Григорий Сергеев: Такого фактического события, как увезли за границу и продали, у нас нет, но в нашей истории есть случаи, когда ребенку запудрили мозг, и ребенка пытались вывезти. В большинстве историй про похищения фигурирует офф-лайн, фигурирует обычная жизнь.
Кристина Горелик: А что это за похищения?
Григорий Сергеев: Когда один родитель делит с другим родителем ребенка, они успевают подать заявление в полицию, они успевают сделать эту историю относительно громкой, и мы начинаем на нее реагировать, мы выясняем, что это внутренний конфликт в семье. Это, слава богу, самая частая история, она, как правило, для ребенка максимально безопасная. В случае, если мы сравниваем с похищением. Поскольку полвоина случаев похищений, как вы видите, заканчивается сексуальным насилием, а 40% гибелью, я могу такую статистику американскую привести, что в случае, если похищают ребенка, очень важно реагирование в течение первых трех часов. Первые три часа решают судьбу ребенка, либо он будет жить, либо не будет. Реагирование в течение первых трех часов для нашей страны – это пока фантастика.
Кристина Горелик: Это, наверное, и для Америки и для других стран. Родители не всегда, если на три часа подросток задержался, не всегда бьют тревогу. Вы говорите про Америку, про Брюссель, а в России что-то делается, есть какие-то структуры, которые этим занимаются?

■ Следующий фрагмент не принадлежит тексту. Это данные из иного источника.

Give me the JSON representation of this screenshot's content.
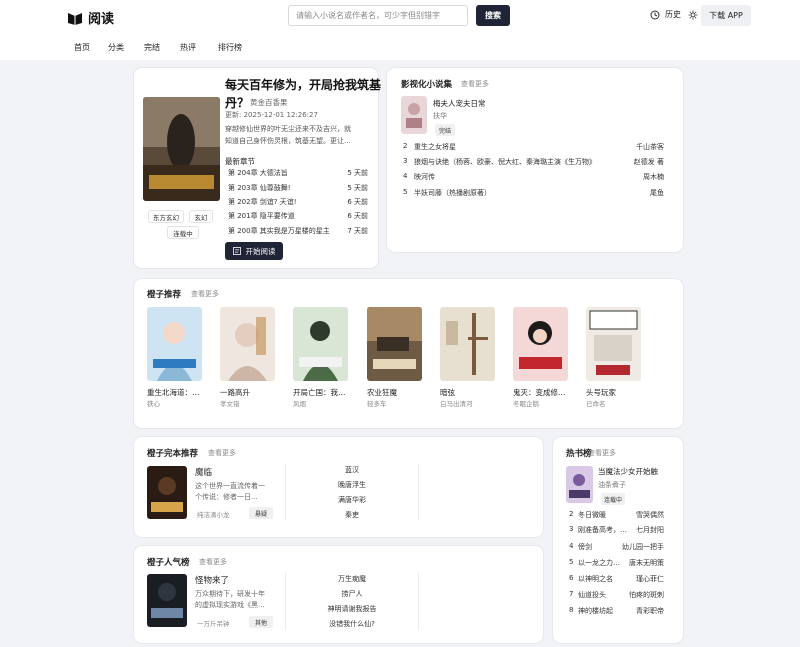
{
  "header": {
    "logo_text": "阅读",
    "search_placeholder": "请输入小说名或作者名，可少字但别错字",
    "search_button": "搜索",
    "history_label": "历史",
    "download_label": "下载 APP"
  },
  "nav": [
    {
      "label": "首页"
    },
    {
      "label": "分类"
    },
    {
      "label": "完结"
    },
    {
      "label": "热评"
    },
    {
      "label": "排行榜"
    }
  ],
  "featured": {
    "title_line1": "每天百年修为，开局抢我筑基",
    "title_line2": "丹？",
    "author": "黄金百香果",
    "updated": "更新: 2025-12-01 12:26:27",
    "description_line1": "穿越修仙世界的叶无尘还来不及吉兴，就",
    "description_line2": "知道自己身怀伤灵根，筑基无望。更让...",
    "chapters_heading": "最新章节",
    "chapters": [
      {
        "title": "第 204章 大德法旨",
        "time": "5 天前"
      },
      {
        "title": "第 203章 仙尊鼓舞!",
        "time": "5 天前"
      },
      {
        "title": "第 202章 剑谊? 天谊!",
        "time": "6 天前"
      },
      {
        "title": "第 201章 隐平要传道",
        "time": "6 天前"
      },
      {
        "title": "第 200章 其实我是万星楼的星主",
        "time": "7 天前"
      }
    ],
    "tags": [
      "东方玄幻",
      "玄幻"
    ],
    "status": "连载中",
    "read_button": "开始阅读"
  },
  "film": {
    "title": "影视化小说集",
    "see_more": "查看更多",
    "top_book": {
      "title": "梅夫人宠夫日常",
      "author": "扶华",
      "status": "完结"
    },
    "list": [
      {
        "rank": "2",
        "title": "重生之女将星",
        "author": "千山茶客"
      },
      {
        "rank": "3",
        "title": "狼烟与诀绝（杨蓉、欧豪、倪大红、秦海璐主演《生万物》",
        "author": "赵德发 著"
      },
      {
        "rank": "4",
        "title": "映河传",
        "author": "周木楠"
      },
      {
        "rank": "5",
        "title": "半妖司藤（热播剧原著）",
        "author": "尾鱼"
      }
    ]
  },
  "recommend": {
    "title": "橙子推荐",
    "see_more": "查看更多",
    "books": [
      {
        "title": "重生北海道：…",
        "author": "铁心"
      },
      {
        "title": "一路高升",
        "author": "孝文错"
      },
      {
        "title": "开局亡国：我…",
        "author": "风烟"
      },
      {
        "title": "农业狂魔",
        "author": "轻多车"
      },
      {
        "title": "暗弦",
        "author": "白马出清河"
      },
      {
        "title": "鬼灭：变成修…",
        "author": "冬眠企鹅"
      },
      {
        "title": "头号玩家",
        "author": "已命名"
      }
    ]
  },
  "finished": {
    "title": "橙子完本推荐",
    "see_more": "查看更多",
    "top_book": {
      "title": "魔临",
      "desc_line1": "这个世界一直流传着一",
      "desc_line2": "个传说：修者一日...",
      "author": "纯洁滴小龙",
      "button": "悬疑"
    },
    "list": [
      "蓝汉",
      "晚唐浮生",
      "满唐华彩",
      "秦吏"
    ]
  },
  "popular": {
    "title": "橙子人气榜",
    "see_more": "查看更多",
    "top_book": {
      "title": "怪物来了",
      "desc_line1": "万众期待下，研发十年",
      "desc_line2": "的虚拟现实游戏《黑...",
      "author": "一万斤吊钟",
      "button": "其他"
    },
    "list": [
      "万生痴魔",
      "捞尸人",
      "神明请谢我报告",
      "没错我什么仙?"
    ]
  },
  "hot": {
    "title": "热书榜",
    "see_more": "查看更多",
    "top_book": {
      "title": "当魔法少女开始触",
      "author": "油条煮子",
      "status": "连载中"
    },
    "list": [
      {
        "rank": "2",
        "title": "冬日微暖",
        "author": "雪哭偶然"
      },
      {
        "rank": "3",
        "title": "刚准备高考，…",
        "author": "七月封阳"
      },
      {
        "rank": "4",
        "title": "傍剑",
        "author": "幼儿园一把手"
      },
      {
        "rank": "5",
        "title": "以一龙之力…",
        "author": "唐末无明策"
      },
      {
        "rank": "6",
        "title": "以神明之名",
        "author": "瑾心菲仁"
      },
      {
        "rank": "7",
        "title": "仙道投头",
        "author": "怕疼的斑刺"
      },
      {
        "rank": "8",
        "title": "神的楼坊起",
        "author": "青彩职帝"
      }
    ]
  },
  "colors": {
    "accent": "#1f2436",
    "background": "#f1f3f6"
  }
}
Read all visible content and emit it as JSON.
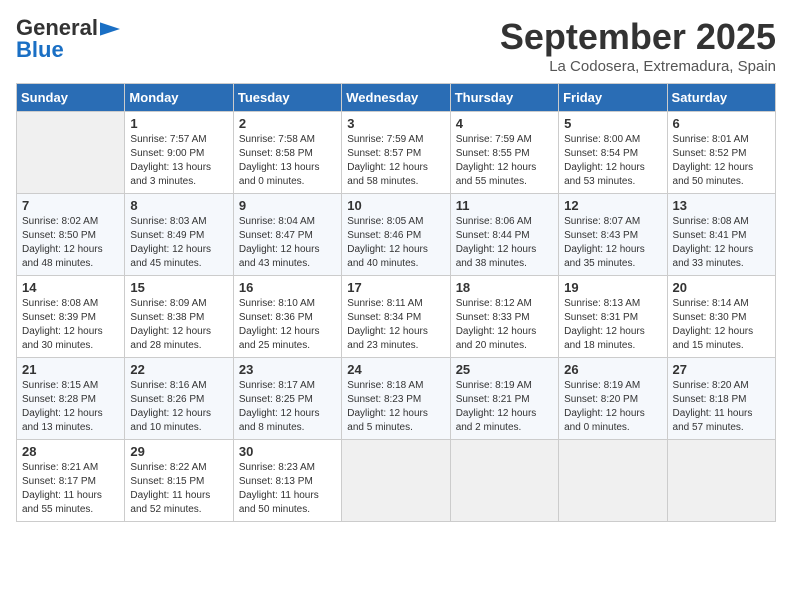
{
  "header": {
    "logo_line1": "General",
    "logo_line2": "Blue",
    "month": "September 2025",
    "location": "La Codosera, Extremadura, Spain"
  },
  "days_of_week": [
    "Sunday",
    "Monday",
    "Tuesday",
    "Wednesday",
    "Thursday",
    "Friday",
    "Saturday"
  ],
  "weeks": [
    [
      {
        "day": "",
        "info": ""
      },
      {
        "day": "1",
        "info": "Sunrise: 7:57 AM\nSunset: 9:00 PM\nDaylight: 13 hours\nand 3 minutes."
      },
      {
        "day": "2",
        "info": "Sunrise: 7:58 AM\nSunset: 8:58 PM\nDaylight: 13 hours\nand 0 minutes."
      },
      {
        "day": "3",
        "info": "Sunrise: 7:59 AM\nSunset: 8:57 PM\nDaylight: 12 hours\nand 58 minutes."
      },
      {
        "day": "4",
        "info": "Sunrise: 7:59 AM\nSunset: 8:55 PM\nDaylight: 12 hours\nand 55 minutes."
      },
      {
        "day": "5",
        "info": "Sunrise: 8:00 AM\nSunset: 8:54 PM\nDaylight: 12 hours\nand 53 minutes."
      },
      {
        "day": "6",
        "info": "Sunrise: 8:01 AM\nSunset: 8:52 PM\nDaylight: 12 hours\nand 50 minutes."
      }
    ],
    [
      {
        "day": "7",
        "info": "Sunrise: 8:02 AM\nSunset: 8:50 PM\nDaylight: 12 hours\nand 48 minutes."
      },
      {
        "day": "8",
        "info": "Sunrise: 8:03 AM\nSunset: 8:49 PM\nDaylight: 12 hours\nand 45 minutes."
      },
      {
        "day": "9",
        "info": "Sunrise: 8:04 AM\nSunset: 8:47 PM\nDaylight: 12 hours\nand 43 minutes."
      },
      {
        "day": "10",
        "info": "Sunrise: 8:05 AM\nSunset: 8:46 PM\nDaylight: 12 hours\nand 40 minutes."
      },
      {
        "day": "11",
        "info": "Sunrise: 8:06 AM\nSunset: 8:44 PM\nDaylight: 12 hours\nand 38 minutes."
      },
      {
        "day": "12",
        "info": "Sunrise: 8:07 AM\nSunset: 8:43 PM\nDaylight: 12 hours\nand 35 minutes."
      },
      {
        "day": "13",
        "info": "Sunrise: 8:08 AM\nSunset: 8:41 PM\nDaylight: 12 hours\nand 33 minutes."
      }
    ],
    [
      {
        "day": "14",
        "info": "Sunrise: 8:08 AM\nSunset: 8:39 PM\nDaylight: 12 hours\nand 30 minutes."
      },
      {
        "day": "15",
        "info": "Sunrise: 8:09 AM\nSunset: 8:38 PM\nDaylight: 12 hours\nand 28 minutes."
      },
      {
        "day": "16",
        "info": "Sunrise: 8:10 AM\nSunset: 8:36 PM\nDaylight: 12 hours\nand 25 minutes."
      },
      {
        "day": "17",
        "info": "Sunrise: 8:11 AM\nSunset: 8:34 PM\nDaylight: 12 hours\nand 23 minutes."
      },
      {
        "day": "18",
        "info": "Sunrise: 8:12 AM\nSunset: 8:33 PM\nDaylight: 12 hours\nand 20 minutes."
      },
      {
        "day": "19",
        "info": "Sunrise: 8:13 AM\nSunset: 8:31 PM\nDaylight: 12 hours\nand 18 minutes."
      },
      {
        "day": "20",
        "info": "Sunrise: 8:14 AM\nSunset: 8:30 PM\nDaylight: 12 hours\nand 15 minutes."
      }
    ],
    [
      {
        "day": "21",
        "info": "Sunrise: 8:15 AM\nSunset: 8:28 PM\nDaylight: 12 hours\nand 13 minutes."
      },
      {
        "day": "22",
        "info": "Sunrise: 8:16 AM\nSunset: 8:26 PM\nDaylight: 12 hours\nand 10 minutes."
      },
      {
        "day": "23",
        "info": "Sunrise: 8:17 AM\nSunset: 8:25 PM\nDaylight: 12 hours\nand 8 minutes."
      },
      {
        "day": "24",
        "info": "Sunrise: 8:18 AM\nSunset: 8:23 PM\nDaylight: 12 hours\nand 5 minutes."
      },
      {
        "day": "25",
        "info": "Sunrise: 8:19 AM\nSunset: 8:21 PM\nDaylight: 12 hours\nand 2 minutes."
      },
      {
        "day": "26",
        "info": "Sunrise: 8:19 AM\nSunset: 8:20 PM\nDaylight: 12 hours\nand 0 minutes."
      },
      {
        "day": "27",
        "info": "Sunrise: 8:20 AM\nSunset: 8:18 PM\nDaylight: 11 hours\nand 57 minutes."
      }
    ],
    [
      {
        "day": "28",
        "info": "Sunrise: 8:21 AM\nSunset: 8:17 PM\nDaylight: 11 hours\nand 55 minutes."
      },
      {
        "day": "29",
        "info": "Sunrise: 8:22 AM\nSunset: 8:15 PM\nDaylight: 11 hours\nand 52 minutes."
      },
      {
        "day": "30",
        "info": "Sunrise: 8:23 AM\nSunset: 8:13 PM\nDaylight: 11 hours\nand 50 minutes."
      },
      {
        "day": "",
        "info": ""
      },
      {
        "day": "",
        "info": ""
      },
      {
        "day": "",
        "info": ""
      },
      {
        "day": "",
        "info": ""
      }
    ]
  ]
}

Григорий Сергеев: Конечно, есть структура, полиция называется, волонтерские организации.
Кристина Горелик: Четыре полицейских хороших, которых вы знаете.
Григорий Сергеев: Я знаю четырех, наверное, по стране больше, рискну предположить. Реагируют, сейчас реагируют, но реагируют медленно, надо быстрее. Я очень надеюсь, что будет какая-то у них внутренняя директива, по которой реакция на пропавшего ребенка, независимо от возраста, будет мгновенный выезд, как на какое-то преступление, связанное с перестрелкой.
Кристина Горелик: Как правило, они говорят: да вернется ваш ребенок домой. Они не хотят брать на себя "висяки".
Григорий Сергеев: Таких случаев, к сожалению, очень много. Сейчас мы все реже и реже сталкиваемся со случаями, когда не берут заявления.
Кристина Горелик: Были раньше случаи, когда не брали заявление о пропавшем ребенке?
Григорий Сергеев: Существует популярный миф, что только на третьи сутки. Это абсолютно миф, заявление берут сразу, реагировать на него тоже должны сразу, и вот здесь есть косяк. То есть заявление принято, а происходят или не происходят какие-то действия, родители фактически проконтролировать не могут, им ответ будет: идет работа. Какая работа идет, где работа идет? К ним никто не приходил или максимум приехал, что-то записал и уехал. Что будет дальше?
Кристина Горелик: А как правило, идет работа, вы по роду деятельности сталкиваетесь?
Григорий Сергеев: Даже по Москве и области только в последнее время можно сказать, что есть позитивные сдвиги, в других регионах все крайне печально. Могу сказать, что полиция во многих случаях стала по-иному реагировать на пропажу детей до 10 лет, на малолетних детей – это уже хорошо. Но в любом случае эта реакция недостаточная, и самое главное, что недостаточно это скорость. И еще очень важный момент: если мы говорим про три часа и будем стремиться к такой скорости реакции, я на секунду объясню, почему именно три часа.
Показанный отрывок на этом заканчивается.